Aber was geschieht bei einer Organverpflanzung?
Wandert hier die Seele mit? Oder sind die neuen Organträger einfach nur emotional so eng mit ihrem Spender verbunden, dass sie sich dadurch so ganz in ihn hineinfühlen können? Was ist aber mit Menschen, die tatsächlich gar nichts Persönliches von ihrem Spender wissen? Menschen, die verblüffend viele Ähnlichkeiten mit dem Spender haben, in vielem so leben und fühlen wie er?

Hier kommt die Wissenschaft bislang über Vermutungen nicht hinaus. Zwar scheint es eine Verbindung zwischen einzelnen Zellen unseres Körpers und dem Gehirn zu geben. Aber in wie weit hier Informationen gespeichert sind, sei noch nicht endgültig geklärt. Es ist wie eine Black Box: man weiß, was reinkommt und wieder rausgeht. Aber was in dieser Box geschieht, das entzieht sich menschlicher Beobachtung. Mehr als Vermutungen bleiben uns nicht: wie die, dass es sein könnte, dass jedes einzelne Teil von uns auch geprägt ist mit dem, was uns als Person ausmacht.

In der Medizin bahnt sich damit ein neues Bild vom Menschen an. Den Menschen nur als Summe seiner Einzelteile zu sehen ist längst überholt. Weil Menschen eben keine Autos sind. Und Organspenden eben auch keine Ersatzteile. Eigentlich ist es deshalb nur wenig verblüffend, dass man auf ein neues Stück Körper menschlich reagiert. Beglückt, verwirrt, verstört, auf jeden Fall die ganze Zeit auf der Suche nach Erklärungen und der eigenen Identität. Menschlich eben.

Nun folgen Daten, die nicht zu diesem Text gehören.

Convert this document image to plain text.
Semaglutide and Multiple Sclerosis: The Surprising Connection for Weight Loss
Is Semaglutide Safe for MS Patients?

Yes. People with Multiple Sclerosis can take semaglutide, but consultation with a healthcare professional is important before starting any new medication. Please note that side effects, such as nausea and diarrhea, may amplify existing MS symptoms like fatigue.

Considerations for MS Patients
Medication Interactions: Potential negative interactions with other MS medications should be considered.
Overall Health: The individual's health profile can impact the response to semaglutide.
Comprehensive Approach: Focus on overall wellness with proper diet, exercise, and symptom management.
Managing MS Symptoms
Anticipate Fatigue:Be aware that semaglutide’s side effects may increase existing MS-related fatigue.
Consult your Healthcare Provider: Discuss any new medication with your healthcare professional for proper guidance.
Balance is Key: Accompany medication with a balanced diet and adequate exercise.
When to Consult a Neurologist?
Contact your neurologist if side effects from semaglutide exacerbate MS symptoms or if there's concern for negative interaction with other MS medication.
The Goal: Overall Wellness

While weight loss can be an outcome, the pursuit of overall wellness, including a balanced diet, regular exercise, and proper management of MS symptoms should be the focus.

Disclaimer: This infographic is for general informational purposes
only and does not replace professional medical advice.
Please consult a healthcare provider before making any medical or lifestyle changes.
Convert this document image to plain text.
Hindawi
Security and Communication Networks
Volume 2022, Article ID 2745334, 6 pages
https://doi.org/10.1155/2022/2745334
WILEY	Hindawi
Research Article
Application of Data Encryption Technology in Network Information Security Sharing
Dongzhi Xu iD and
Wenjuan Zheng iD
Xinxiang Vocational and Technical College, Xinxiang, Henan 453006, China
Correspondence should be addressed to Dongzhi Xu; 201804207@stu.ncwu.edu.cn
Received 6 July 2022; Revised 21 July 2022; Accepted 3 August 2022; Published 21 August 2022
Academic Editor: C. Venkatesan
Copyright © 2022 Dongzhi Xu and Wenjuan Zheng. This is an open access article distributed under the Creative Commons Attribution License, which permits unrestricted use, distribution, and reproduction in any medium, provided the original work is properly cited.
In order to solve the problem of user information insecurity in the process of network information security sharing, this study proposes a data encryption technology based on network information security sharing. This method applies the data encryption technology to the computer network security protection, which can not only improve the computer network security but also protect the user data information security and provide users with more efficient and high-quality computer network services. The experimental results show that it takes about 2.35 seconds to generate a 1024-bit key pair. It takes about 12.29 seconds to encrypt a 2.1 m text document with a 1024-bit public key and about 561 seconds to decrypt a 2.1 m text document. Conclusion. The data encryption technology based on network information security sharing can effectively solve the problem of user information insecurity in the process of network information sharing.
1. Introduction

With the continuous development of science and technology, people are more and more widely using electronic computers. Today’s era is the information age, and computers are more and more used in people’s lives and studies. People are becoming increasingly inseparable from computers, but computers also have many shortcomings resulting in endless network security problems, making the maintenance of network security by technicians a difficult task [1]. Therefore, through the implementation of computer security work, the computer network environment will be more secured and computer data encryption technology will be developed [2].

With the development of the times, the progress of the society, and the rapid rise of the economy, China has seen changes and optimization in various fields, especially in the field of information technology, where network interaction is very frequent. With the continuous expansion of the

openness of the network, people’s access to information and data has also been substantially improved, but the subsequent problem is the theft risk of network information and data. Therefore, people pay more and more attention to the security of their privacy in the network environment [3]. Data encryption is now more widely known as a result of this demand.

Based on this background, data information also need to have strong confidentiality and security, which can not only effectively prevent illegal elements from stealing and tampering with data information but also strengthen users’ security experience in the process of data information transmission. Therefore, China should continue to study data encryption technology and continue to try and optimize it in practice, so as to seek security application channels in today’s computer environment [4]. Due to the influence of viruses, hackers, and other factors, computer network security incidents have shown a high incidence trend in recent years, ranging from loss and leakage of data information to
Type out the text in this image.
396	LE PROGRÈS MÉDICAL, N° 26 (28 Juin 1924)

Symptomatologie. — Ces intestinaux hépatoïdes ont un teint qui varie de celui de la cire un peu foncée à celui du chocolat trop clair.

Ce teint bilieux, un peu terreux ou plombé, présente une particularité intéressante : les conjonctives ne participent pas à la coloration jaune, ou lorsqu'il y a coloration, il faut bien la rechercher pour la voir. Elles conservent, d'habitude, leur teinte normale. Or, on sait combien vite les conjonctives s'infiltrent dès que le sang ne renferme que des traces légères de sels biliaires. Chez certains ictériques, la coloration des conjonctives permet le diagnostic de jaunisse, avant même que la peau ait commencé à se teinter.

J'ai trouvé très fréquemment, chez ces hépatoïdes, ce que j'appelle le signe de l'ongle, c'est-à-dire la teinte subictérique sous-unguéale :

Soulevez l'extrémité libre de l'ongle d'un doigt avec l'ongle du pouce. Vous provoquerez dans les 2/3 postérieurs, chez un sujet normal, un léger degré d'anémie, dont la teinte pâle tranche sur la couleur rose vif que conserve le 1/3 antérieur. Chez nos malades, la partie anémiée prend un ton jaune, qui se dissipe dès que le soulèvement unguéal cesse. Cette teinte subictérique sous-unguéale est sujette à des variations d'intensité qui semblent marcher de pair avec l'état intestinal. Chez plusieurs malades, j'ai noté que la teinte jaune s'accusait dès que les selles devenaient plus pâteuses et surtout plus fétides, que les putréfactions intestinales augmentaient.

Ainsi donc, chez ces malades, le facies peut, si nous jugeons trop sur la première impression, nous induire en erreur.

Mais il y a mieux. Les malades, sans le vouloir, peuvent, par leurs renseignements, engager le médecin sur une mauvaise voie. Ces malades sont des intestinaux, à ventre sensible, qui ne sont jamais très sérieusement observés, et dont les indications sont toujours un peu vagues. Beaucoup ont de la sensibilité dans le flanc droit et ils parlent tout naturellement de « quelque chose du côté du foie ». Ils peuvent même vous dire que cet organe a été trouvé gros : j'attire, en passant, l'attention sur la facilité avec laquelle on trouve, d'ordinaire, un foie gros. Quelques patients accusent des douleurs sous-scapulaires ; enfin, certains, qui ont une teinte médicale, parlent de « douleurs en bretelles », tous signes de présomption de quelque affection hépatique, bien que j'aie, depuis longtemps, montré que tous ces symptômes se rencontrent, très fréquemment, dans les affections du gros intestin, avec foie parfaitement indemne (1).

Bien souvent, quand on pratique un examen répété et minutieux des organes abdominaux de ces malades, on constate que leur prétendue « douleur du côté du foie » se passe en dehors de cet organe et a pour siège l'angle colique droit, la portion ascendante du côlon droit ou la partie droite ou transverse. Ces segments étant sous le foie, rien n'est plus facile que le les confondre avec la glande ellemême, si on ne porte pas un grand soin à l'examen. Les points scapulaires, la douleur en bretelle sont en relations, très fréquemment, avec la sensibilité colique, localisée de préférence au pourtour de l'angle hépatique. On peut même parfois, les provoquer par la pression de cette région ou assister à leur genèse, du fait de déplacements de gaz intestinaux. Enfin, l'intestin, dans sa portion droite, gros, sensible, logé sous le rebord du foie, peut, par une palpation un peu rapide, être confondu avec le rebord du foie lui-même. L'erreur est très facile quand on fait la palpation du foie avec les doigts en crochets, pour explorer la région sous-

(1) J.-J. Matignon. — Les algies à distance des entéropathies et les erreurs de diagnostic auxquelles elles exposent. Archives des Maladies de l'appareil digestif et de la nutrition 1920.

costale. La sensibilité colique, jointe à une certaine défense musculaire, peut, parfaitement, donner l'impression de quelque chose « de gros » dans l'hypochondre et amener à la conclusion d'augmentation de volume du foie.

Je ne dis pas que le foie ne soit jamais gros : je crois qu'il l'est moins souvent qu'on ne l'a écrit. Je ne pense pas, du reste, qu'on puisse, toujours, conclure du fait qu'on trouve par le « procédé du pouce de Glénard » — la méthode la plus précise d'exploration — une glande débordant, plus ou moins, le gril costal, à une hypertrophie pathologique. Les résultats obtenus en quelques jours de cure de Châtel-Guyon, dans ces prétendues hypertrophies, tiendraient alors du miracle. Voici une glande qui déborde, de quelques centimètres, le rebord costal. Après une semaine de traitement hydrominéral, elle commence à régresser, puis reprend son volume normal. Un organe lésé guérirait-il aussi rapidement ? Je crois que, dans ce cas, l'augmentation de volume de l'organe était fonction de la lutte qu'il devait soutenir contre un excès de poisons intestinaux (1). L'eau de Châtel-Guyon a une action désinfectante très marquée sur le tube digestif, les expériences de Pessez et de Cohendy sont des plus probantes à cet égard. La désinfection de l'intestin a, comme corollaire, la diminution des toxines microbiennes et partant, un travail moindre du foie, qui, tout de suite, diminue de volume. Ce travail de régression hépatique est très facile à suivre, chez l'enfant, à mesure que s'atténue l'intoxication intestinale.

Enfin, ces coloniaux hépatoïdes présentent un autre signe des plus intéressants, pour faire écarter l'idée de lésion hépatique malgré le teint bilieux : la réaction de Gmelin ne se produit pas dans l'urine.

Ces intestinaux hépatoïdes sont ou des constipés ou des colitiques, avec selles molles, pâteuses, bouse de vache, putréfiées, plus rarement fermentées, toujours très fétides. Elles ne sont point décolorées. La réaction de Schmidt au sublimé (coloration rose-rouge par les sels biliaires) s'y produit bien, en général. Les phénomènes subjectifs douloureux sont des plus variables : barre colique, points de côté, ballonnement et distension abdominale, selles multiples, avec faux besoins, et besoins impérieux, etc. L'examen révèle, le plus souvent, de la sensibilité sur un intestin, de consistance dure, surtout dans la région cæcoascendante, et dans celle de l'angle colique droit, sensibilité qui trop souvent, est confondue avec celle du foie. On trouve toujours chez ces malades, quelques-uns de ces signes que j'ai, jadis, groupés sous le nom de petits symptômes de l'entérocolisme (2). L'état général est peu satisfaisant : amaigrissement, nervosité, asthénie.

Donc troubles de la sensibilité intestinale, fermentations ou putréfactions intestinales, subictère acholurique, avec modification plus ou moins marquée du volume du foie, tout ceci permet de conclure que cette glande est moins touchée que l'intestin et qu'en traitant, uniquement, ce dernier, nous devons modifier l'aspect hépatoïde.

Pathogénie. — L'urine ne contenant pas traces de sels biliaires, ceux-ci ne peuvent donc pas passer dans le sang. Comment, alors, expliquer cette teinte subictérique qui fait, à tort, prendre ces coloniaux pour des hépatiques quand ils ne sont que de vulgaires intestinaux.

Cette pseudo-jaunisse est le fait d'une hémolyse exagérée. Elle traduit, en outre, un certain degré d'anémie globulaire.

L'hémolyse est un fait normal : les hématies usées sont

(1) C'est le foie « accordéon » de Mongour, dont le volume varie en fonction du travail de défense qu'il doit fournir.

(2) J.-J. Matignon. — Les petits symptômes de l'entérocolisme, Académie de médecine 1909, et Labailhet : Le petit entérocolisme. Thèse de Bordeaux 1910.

Tausend Fragen: Was macht mich wirklich aus? Wer bin ich, wenn ein anderes Herz in meiner Brust schlägt? Wie verträgt sich die fremde Niere mit meinem Körper? Was ist meine Seele und wo ist sie wirklich beheimatet? Organ-Empfänger fragen nach einem umfassenden Bild des Menschen. Sie suchen nach Antworten, die wirklich befriedigen können.

Für Christen ist das nicht neu. Auch die Bibel spricht davon, dass beim Menschen Leib und Seele zusammen gehören, das eine lässt sich nicht vom anderen trennen. Und das ist nach der Bibel die Einheit von Geist, Seele und Leib. Wer fragt „Wer bin ich?“, findet in der Bibel diese Antwort. Was den Menschen ausmacht, ist das Ganze und nicht nur ein einzelner Teil von ihm.

Das heißt: Selbst wenn ich in meinem Körper eine fremde Niere habe oder ein neues Herz, bleibe ich ganz und gar ich und damit auch Ebenbild Gottes. Die Operation bedeutet keinen Mangel an mir, wie es vielleicht bei einem reparierten Auto der Fall wäre. Und es gibt auch keine herumschwebende Seele, die den anderen Körper verlassen hat und nun in meinen einzieht. Sondern mit der Einheit von Körper, Seele und Geist, wie es die Bibel beschreibt, bleibt meine Identität hundert Prozent gewahrt. Das, was mich ausmacht, meine Besonderheit, und das ist schließlich das, was mich auch liebenswert macht vor Gott und den Menschen.